Он встал и направился к дверям и неожиданно услышал за спиной голос отца:
— Я хочу, чтобы ты ее лечил.
Эйити удивленно обернулся.
— Вылечи ее.
— Отец! Есть рак, который можно вылечить, и есть рак, с которым ничего поделать нельзя. Врач не может знать точно, пока не разрежет больного.
Одзу слышал, как сын поднялся на второй этаж, потом спустился и открыл стеклянную дверь ванной комнаты.
— Послушай, — не поднимая головы, заговорила жена, — ты ее знаешь… эту женщину?
— Почему ты спрашиваешь?
— Так просто. Мне почему-то вдруг показалось…
Одзу промолчал и переключил внимание на телевизор. На экране с профессиональной улыбкой заливался какой-то певец.
«Хирамэ опять позвал ее», — размышлял Одзу. Он не думал, что когда-нибудь еще встретится с Айко, но вот судьба свела их снова. Не иначе как Хирамэ с того света это устроил. Но зачем? Для чего?
— Мне нравится эта песня, — тихо проговорила дочь Юми, не сводя глаз с экрана. — Пластинку, что ли, купить.

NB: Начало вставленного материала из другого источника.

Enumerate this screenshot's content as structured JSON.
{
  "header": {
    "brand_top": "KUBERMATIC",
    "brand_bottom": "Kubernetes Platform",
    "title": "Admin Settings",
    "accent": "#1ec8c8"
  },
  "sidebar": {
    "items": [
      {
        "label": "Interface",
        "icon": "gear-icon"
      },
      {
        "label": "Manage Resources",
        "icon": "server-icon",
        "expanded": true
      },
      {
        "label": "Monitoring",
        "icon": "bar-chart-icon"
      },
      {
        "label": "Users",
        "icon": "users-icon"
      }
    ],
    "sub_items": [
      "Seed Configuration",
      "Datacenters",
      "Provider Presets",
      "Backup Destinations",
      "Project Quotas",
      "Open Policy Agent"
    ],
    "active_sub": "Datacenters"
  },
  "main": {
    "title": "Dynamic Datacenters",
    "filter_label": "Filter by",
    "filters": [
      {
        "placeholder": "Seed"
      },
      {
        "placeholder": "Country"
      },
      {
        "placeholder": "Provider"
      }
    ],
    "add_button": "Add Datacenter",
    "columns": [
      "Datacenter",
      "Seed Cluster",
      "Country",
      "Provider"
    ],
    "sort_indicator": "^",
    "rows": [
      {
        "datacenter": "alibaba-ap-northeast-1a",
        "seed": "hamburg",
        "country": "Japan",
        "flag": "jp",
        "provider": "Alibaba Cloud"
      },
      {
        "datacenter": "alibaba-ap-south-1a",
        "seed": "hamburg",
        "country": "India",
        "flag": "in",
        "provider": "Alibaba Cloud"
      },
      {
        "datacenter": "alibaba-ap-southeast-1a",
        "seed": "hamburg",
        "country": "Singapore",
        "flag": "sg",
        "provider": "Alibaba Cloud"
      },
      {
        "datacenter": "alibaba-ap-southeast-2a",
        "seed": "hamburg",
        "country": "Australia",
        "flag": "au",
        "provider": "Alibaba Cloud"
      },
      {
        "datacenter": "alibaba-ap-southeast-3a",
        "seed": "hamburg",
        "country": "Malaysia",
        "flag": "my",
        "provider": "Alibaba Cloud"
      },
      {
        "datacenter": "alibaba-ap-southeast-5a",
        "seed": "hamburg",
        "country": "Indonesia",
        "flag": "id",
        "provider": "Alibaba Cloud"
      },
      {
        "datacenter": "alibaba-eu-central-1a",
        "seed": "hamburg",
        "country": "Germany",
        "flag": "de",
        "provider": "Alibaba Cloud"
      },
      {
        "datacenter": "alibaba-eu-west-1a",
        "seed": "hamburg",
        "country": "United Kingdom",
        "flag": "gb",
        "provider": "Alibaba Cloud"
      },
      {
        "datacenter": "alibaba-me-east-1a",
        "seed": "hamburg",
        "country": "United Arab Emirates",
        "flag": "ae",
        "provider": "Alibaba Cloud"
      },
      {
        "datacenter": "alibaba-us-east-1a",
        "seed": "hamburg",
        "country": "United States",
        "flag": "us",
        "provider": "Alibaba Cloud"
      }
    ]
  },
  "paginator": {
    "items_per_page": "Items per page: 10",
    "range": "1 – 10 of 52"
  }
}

— Дорогой, примешь лекарство? — Жена налила в стакан воды и поднесла Одзу. — Эйити говорил: через полчаса после еды.
Лекарство было горькое. Одзу глотнул еще воды.
Если бы Хирамэ был жив, сидел бы он сейчас вот так в окружении своей семьи, смотрел телевизор и вел ничего не значащие разговоры или нет?
Однако Хирамэ умер на войне, и ему было столько же лет, сколько Одзу. Таким, как он, не предоставилась возможность пожить нынешней жизнью. Но счастливы ли те, кто остался в живых?
Несколько дней спустя после полудня завотделением, Курихара и Эйити ожидали в конференц-зале одного человека. Должен был прийти сотрудник научно-исследовательского подразделения фармацевтической компании, принадлежавшей отцу Курихары, и дать разъяснения, касающиеся нового препарата.